Мы идём к лесу, словно это единственный возможный пункт назначения. Каждый раз, когда эльф приходит ко мне, мы оказываемся на этой поляне – промежуточном пространстве между его миром и моим, месте, где ни один из нас не чувствует себя более комфортно или более неуютно, чем другой.
– Так ты спасла Джона.
Это удар прямо в живот, который опустошает меня изнутри. Я сдерживаю позывы к рвоте. Если Лиам не хочет ходить вокруг да около или использовать пустые слова, с которых мы, люди, начинаем разговор и которые эльфы находят столь удивительными, я могу играть по его правилам.
– Ты знаешь о папе? Об Арисии?
– Не суди их, не зная, что произошло, – говорит он, ничуть не возмущаясь.
– Боже, Лиам, неужели ты стал настолько эльфом, что даже это тебя не трогает?
– Папа – хороший человек, ты же знаешь? Не позволяй никому говорить тебе обратное.
Его слова звучат пугающе, как слова бабушки Арисии несколько недель назад в лесу. Тогда он сам упрекнул отца, а бабушка бросилась защищать того. Даже в этом Лиам стал таким же, как они. И папа, кстати, тоже сказал мне не осуждать Арисию. У меня такое чувство, что за моей спиной кипят события, а я участвую в них лишь в ограниченной версии.
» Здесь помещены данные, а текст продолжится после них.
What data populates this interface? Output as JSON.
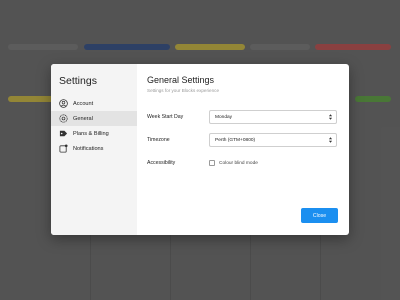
{
  "sidebar": {
    "title": "Settings",
    "items": [
      {
        "label": "Account",
        "icon": "user-circle-icon"
      },
      {
        "label": "General",
        "icon": "gear-icon",
        "active": true
      },
      {
        "label": "Plans & Billing",
        "icon": "tag-icon"
      },
      {
        "label": "Notifications",
        "icon": "notification-icon"
      }
    ]
  },
  "main": {
    "title": "General Settings",
    "subtitle": "Settings for your Blocks experience",
    "week_start": {
      "label": "Week Start Day",
      "value": "Monday"
    },
    "timezone": {
      "label": "Timezone",
      "value": "Perth (GTM+0800)"
    },
    "accessibility": {
      "label": "Accessibility",
      "option": "Colour blind mode",
      "checked": false
    },
    "close_label": "Close"
  },
  "colors": {
    "accent": "#1b8ff0",
    "bg_bars": [
      "#2a4a8a",
      "#d8c23a",
      "#c94a4a",
      "#5aa83a"
    ]
  }
}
Я слишком часто видела, как эльфы обрывают разговор, когда он им неинтересен, чтобы понять, что Лиам больше не станет говорить о папе, поэтому я рассказываю ему об эмпатии и цветах, о том, что я видела в лесу, когда была с Эвией. О том, что она сказала. О бабушке. И о том, что, по мнению Раймона, может произойти, если Совет узнает, что я помогла Джону.
– Как думаешь, Раймон сделал бы это? Убедил бы меня, если бы его послали?
– Раймон уже рассказал тебе о следопытах.
– Пошлют ли они за мной следопыта, если узнают, что я помогла Джону?